Patients Skip Follow-Up Tests For Colon Cancer

By ACSH Staff — Sep 21, 2010
Patients are neglecting follow-up fecal blood tests to screen for colon and rectal cancer within the recommended two years of their initial test, researchers of a new study published in the Annals of Family Medicine say. In fact, of the 11,110 recruited study subjects between the ages of 52 and 78 who underwent a fecal occult blood test, 46.8 percent failed to have either a repeat test or any other form of follow-up colorectal cancer screening.

Patients are neglecting follow-up fecal blood tests to screen for colon and rectal cancer within the recommended two years of their initial test, researchers of a new study published in the Annals of Family Medicine say. In fact, of the 11,110 recruited study subjects between the ages of 52 and 78 who underwent a fecal occult blood test, 46.8 percent failed to have either a repeat test or any other form of follow-up colorectal cancer screening.

As opposed to a colonoscopy, which requires anesthesia and sometimes a day off work, a fecal blood test requires patients to take a stool sample themselves and mail it in to a laboratory or doctor’s office. “Fecal blood tests have been shown to possess good predictability as well as low overhead costs to both the patient and the doctor,” explains ACSH's Dr. Gilbert Ross. “They’re simple to administer and fairly reliable.

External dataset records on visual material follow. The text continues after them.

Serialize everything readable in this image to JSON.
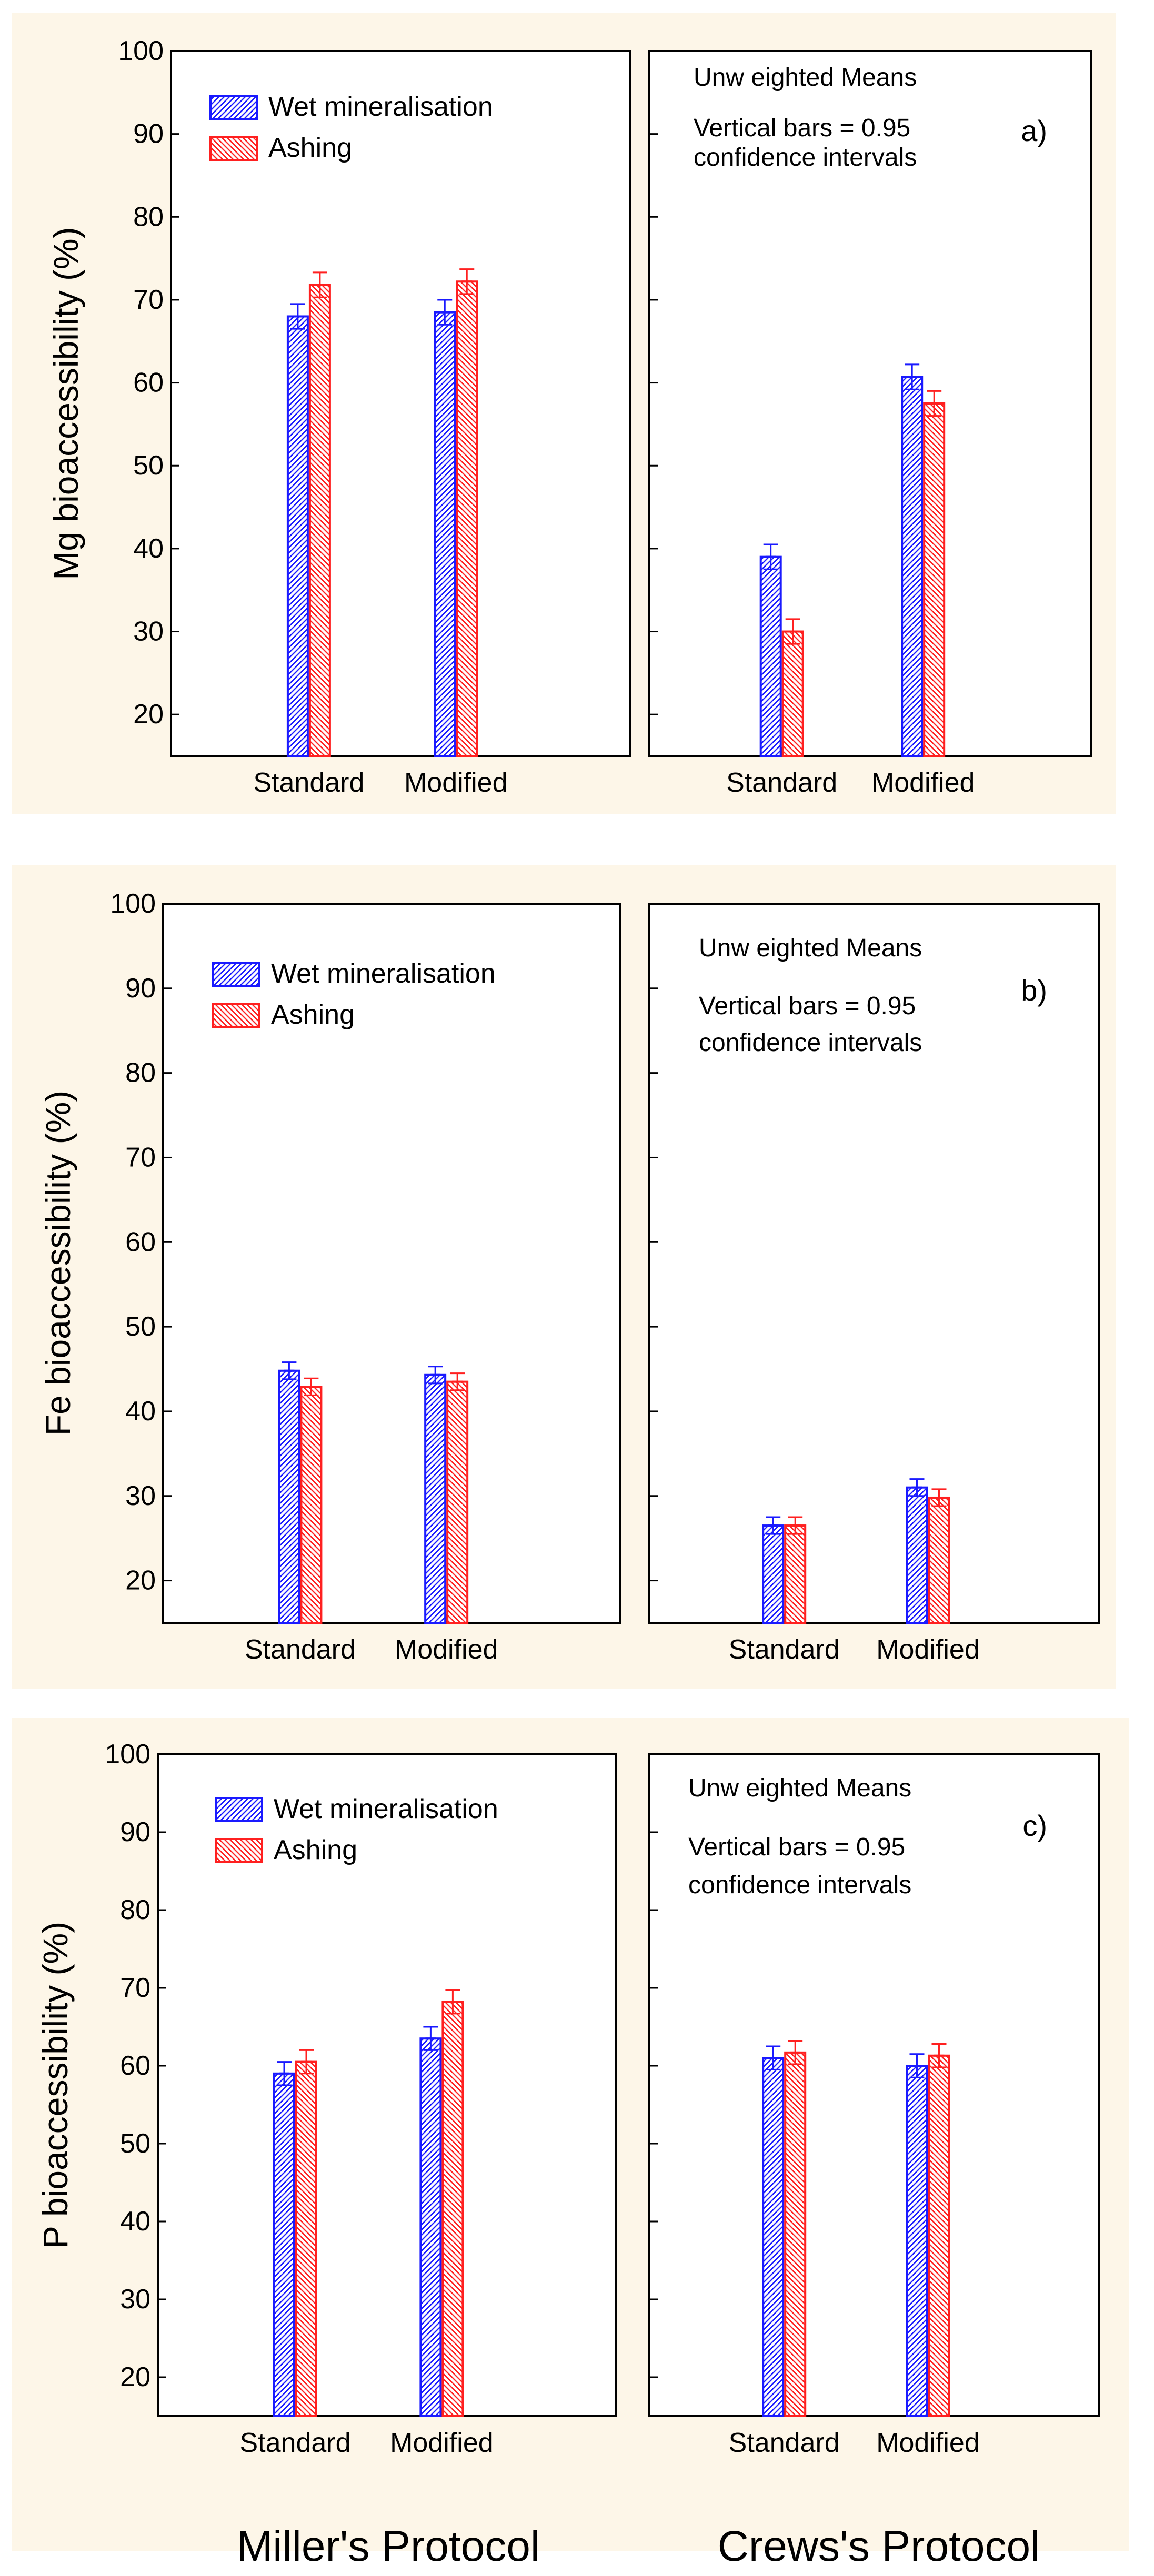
{
  "colors": {
    "panel_bg": "#fdf6e8",
    "blue": "#1a1aff",
    "red": "#ff2020"
  },
  "footer": {
    "left": "Miller's Protocol",
    "right": "Crews's Protocol"
  },
  "chart_data": [
    {
      "type": "bar",
      "panel_tag": "a)",
      "ylabel": "Mg bioaccessibility (%)",
      "ylim": [
        15,
        100
      ],
      "yticks": [
        20,
        30,
        40,
        50,
        60,
        70,
        80,
        90,
        100
      ],
      "legend": [
        "Wet mineralisation",
        "Ashing"
      ],
      "notes": [
        "Unw eighted Means",
        "Vertical bars = 0.95",
        "confidence intervals"
      ],
      "subplots": [
        {
          "protocol": "Miller's Protocol",
          "categories": [
            "Standard",
            "Modified"
          ],
          "series": [
            {
              "name": "Wet mineralisation",
              "values": [
                68,
                68.5
              ],
              "err": [
                1.5,
                1.5
              ]
            },
            {
              "name": "Ashing",
              "values": [
                71.8,
                72.2
              ],
              "err": [
                1.5,
                1.5
              ]
            }
          ]
        },
        {
          "protocol": "Crews's Protocol",
          "categories": [
            "Standard",
            "Modified"
          ],
          "series": [
            {
              "name": "Wet mineralisation",
              "values": [
                39,
                60.7
              ],
              "err": [
                1.5,
                1.5
              ]
            },
            {
              "name": "Ashing",
              "values": [
                30,
                57.5
              ],
              "err": [
                1.5,
                1.5
              ]
            }
          ]
        }
      ]
    },
    {
      "type": "bar",
      "panel_tag": "b)",
      "ylabel": "Fe bioaccessibility (%)",
      "ylim": [
        15,
        100
      ],
      "yticks": [
        20,
        30,
        40,
        50,
        60,
        70,
        80,
        90,
        100
      ],
      "legend": [
        "Wet mineralisation",
        "Ashing"
      ],
      "notes": [
        "Unw eighted Means",
        "Vertical bars = 0.95",
        "confidence intervals"
      ],
      "subplots": [
        {
          "protocol": "Miller's Protocol",
          "categories": [
            "Standard",
            "Modified"
          ],
          "series": [
            {
              "name": "Wet mineralisation",
              "values": [
                44.8,
                44.3
              ],
              "err": [
                1,
                1
              ]
            },
            {
              "name": "Ashing",
              "values": [
                42.9,
                43.5
              ],
              "err": [
                1,
                1
              ]
            }
          ]
        },
        {
          "protocol": "Crews's Protocol",
          "categories": [
            "Standard",
            "Modified"
          ],
          "series": [
            {
              "name": "Wet mineralisation",
              "values": [
                26.5,
                31
              ],
              "err": [
                1,
                1
              ]
            },
            {
              "name": "Ashing",
              "values": [
                26.5,
                29.8
              ],
              "err": [
                1,
                1
              ]
            }
          ]
        }
      ]
    },
    {
      "type": "bar",
      "panel_tag": "c)",
      "ylabel": "P bioaccessibility (%)",
      "ylim": [
        15,
        100
      ],
      "yticks": [
        20,
        30,
        40,
        50,
        60,
        70,
        80,
        90,
        100
      ],
      "legend": [
        "Wet mineralisation",
        "Ashing"
      ],
      "notes": [
        "Unw eighted Means",
        "Vertical bars = 0.95",
        "confidence intervals"
      ],
      "subplots": [
        {
          "protocol": "Miller's Protocol",
          "categories": [
            "Standard",
            "Modified"
          ],
          "series": [
            {
              "name": "Wet mineralisation",
              "values": [
                59,
                63.5
              ],
              "err": [
                1.5,
                1.5
              ]
            },
            {
              "name": "Ashing",
              "values": [
                60.5,
                68.2
              ],
              "err": [
                1.5,
                1.5
              ]
            }
          ]
        },
        {
          "protocol": "Crews's Protocol",
          "categories": [
            "Standard",
            "Modified"
          ],
          "series": [
            {
              "name": "Wet mineralisation",
              "values": [
                61,
                60
              ],
              "err": [
                1.5,
                1.5
              ]
            },
            {
              "name": "Ashing",
              "values": [
                61.7,
                61.3
              ],
              "err": [
                1.5,
                1.5
              ]
            }
          ]
        }
      ]
    }
  ]
}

It’s a good preliminary test, but it’s definitely not as sensitive or specific as a colonoscopy — which is still the gold standard for diagnosing cancerous and pre-cancerous colon polyps. Further, colonoscopy involves removing polyps as well, so treatment and diagnosis can occur simultaneously.”

But ACSH's Dr. Elizabeth Whelan cautions the tests have their drawbacks. “I would never consider a fecal blood test over a colonoscopy,” she says. “It may be more expensive, but your first colonoscopy is the most important, and if you can get through that one and continue to get it regularly — which is about every five to 10 years — then your chances of getting colon cancer are very small.”

Lead study author Dr. Joshua J. Fenton, assistant professor of family and community medicine at the University of California, Davis, believes a fecal blood test is “a lot like a mammogram or a Pap smear — it’s a test that you need to do on a regular basis if you want it to give you the benefit you’re looking for, reducing your risk of dying of colon cancer.”

“Indeed, it is the lack of follow up after one negative test that becomes problematic. Patients are supposed to do this test every few years because one negative result doesn’t mean you can relax and forget about the problem — you have to keep doing it,” says Dr. Ross.

Drawing upon his previous experience as a practicing physician, Dr. Ross believes physicians should be more vigilant about following up with their patients. “Doctors should have a system for making sure patients’ samples make it back to their office for testing. You have to make sure patients don’t fall through the cracks, and since fecal blood tests are part of a routine physical exam, that shouldn’t be a problem — but as this study shows, it too often is.”